Hillary Clinton is not known as someone who says whatever she’s thinking, certainly not when it has the potential to make headlines … or create waves. But headline making she did when she seemingly launched a critical assessment of President Obama’s foreign policy in an interview with The Atlantic. She has since said that no criticism was intended, and in fact the two have already talked it over at a Martha’s Vinyard pow-wow.
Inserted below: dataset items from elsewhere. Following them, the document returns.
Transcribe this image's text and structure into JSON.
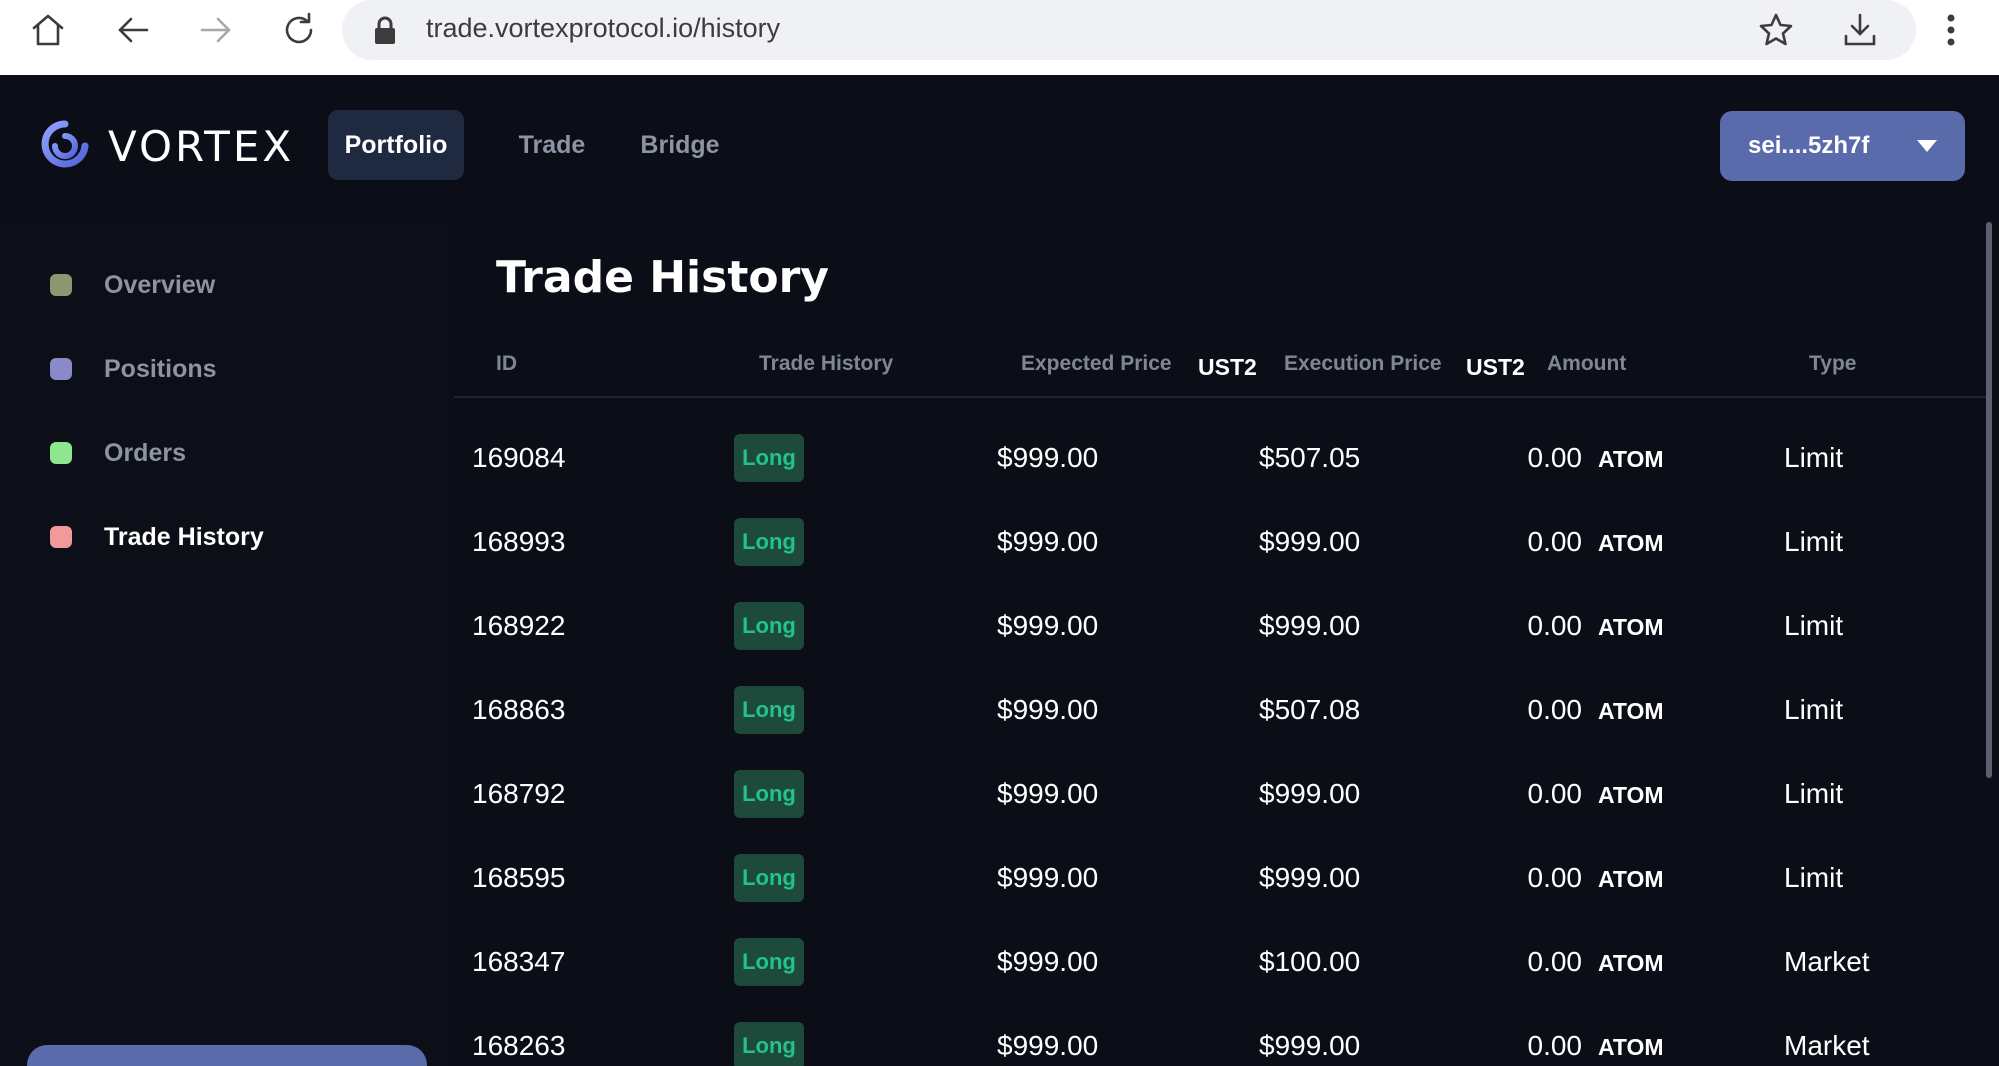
{
  "browser": {
    "url": "trade.vortexprotocol.io/history",
    "icons": [
      "home-icon",
      "back-icon",
      "forward-icon",
      "reload-icon",
      "lock-icon",
      "star-icon",
      "download-icon",
      "more-vert-icon"
    ]
  },
  "header": {
    "brand": "VORTEX",
    "tabs": [
      {
        "label": "Portfolio",
        "active": true
      },
      {
        "label": "Trade",
        "active": false
      },
      {
        "label": "Bridge",
        "active": false
      }
    ],
    "wallet": "sei....5zh7f"
  },
  "sidebar": {
    "items": [
      {
        "label": "Overview",
        "color": "#8e9670",
        "active": false
      },
      {
        "label": "Positions",
        "color": "#8a8ac9",
        "active": false
      },
      {
        "label": "Orders",
        "color": "#8ee68e",
        "active": false
      },
      {
        "label": "Trade History",
        "color": "#f29a9a",
        "active": true
      }
    ]
  },
  "main": {
    "title": "Trade History",
    "columns": {
      "id": "ID",
      "trade_history": "Trade History",
      "expected_price": "Expected Price",
      "expected_unit": "UST2",
      "execution_price": "Execution Price",
      "execution_unit": "UST2",
      "amount": "Amount",
      "type": "Type"
    },
    "rows": [
      {
        "id": "169084",
        "side": "Long",
        "expected": "$999.00",
        "execution": "$507.05",
        "amount": "0.00",
        "unit": "ATOM",
        "type": "Limit"
      },
      {
        "id": "168993",
        "side": "Long",
        "expected": "$999.00",
        "execution": "$999.00",
        "amount": "0.00",
        "unit": "ATOM",
        "type": "Limit"
      },
      {
        "id": "168922",
        "side": "Long",
        "expected": "$999.00",
        "execution": "$999.00",
        "amount": "0.00",
        "unit": "ATOM",
        "type": "Limit"
      },
      {
        "id": "168863",
        "side": "Long",
        "expected": "$999.00",
        "execution": "$507.08",
        "amount": "0.00",
        "unit": "ATOM",
        "type": "Limit"
      },
      {
        "id": "168792",
        "side": "Long",
        "expected": "$999.00",
        "execution": "$999.00",
        "amount": "0.00",
        "unit": "ATOM",
        "type": "Limit"
      },
      {
        "id": "168595",
        "side": "Long",
        "expected": "$999.00",
        "execution": "$999.00",
        "amount": "0.00",
        "unit": "ATOM",
        "type": "Limit"
      },
      {
        "id": "168347",
        "side": "Long",
        "expected": "$999.00",
        "execution": "$100.00",
        "amount": "0.00",
        "unit": "ATOM",
        "type": "Market"
      },
      {
        "id": "168263",
        "side": "Long",
        "expected": "$999.00",
        "execution": "$999.00",
        "amount": "0.00",
        "unit": "ATOM",
        "type": "Market"
      }
    ]
  },
  "colors": {
    "background": "#0b0e16",
    "accent": "#5a6bab",
    "long_badge_bg": "#1d4a3b",
    "long_badge_text": "#22c28a"
  }
}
But Beth Reinhard of the Wall Street Journal says this is part of the Clinton strategy for 2016, staying loyal as much as possible while realizing that charting an independent course may be the smartest card to play, given Obama’s sinking polling numbers.
But there are, as you probably know, elections coming up before 2016.
So we have Alexandra Gutierrez of Alaska Public Media and Matt Buxton of the Fairbanks Daily News-Miner to talk about next week’s Republican primary in Alaska to see who will be taking on vulnerable first-term Democratic Sen. Mark Begich in November.
And then we leave #49 for #50, as Hawaii Democrats are still finishing the process of choosing a Senate nominee to fill the final two years of the term of the late Daniel Inouye. The primary was last Saturday, but (1) the race was too close to call, and (2) not everyone voted, as a tropical storm wrecked havoc on the Big Island. We should know the winner by Friday, reports Hawaii Public Radio’s Molly Solomon, the day where some residents unable to vote last week will have their own “special election.” Molly also talks about the race that wasn’t close: the Democratic primary for governor, where the incumbent, Neil Abercrombie, got clobbered in his bid for a second term.
And we may not have seen the last of incumbent governors going down to defeat this year. Reid Wilson of the Washington Post takes a look at all the vulnerable govs up for another term in November.
And finally, our “this week in political history” feature goes back 34 years this week, when Democrats met in New York’s Madison Square Garden to settle the feud between President Jimmy Carter and his intra-party challenger, Massachusetts Sen. Edward Kennedy. Professor Julian Zelizer of Princeton University, a Carter biographer, talks about how the divisions at the convention never went away and were a factor in Carter’s loss that fall to Ronald Reagan.
And with station WXXI of Rochester, N.Y. picking up the full hour of the Political Junkie program, we of course included a Rochester-related trivia question.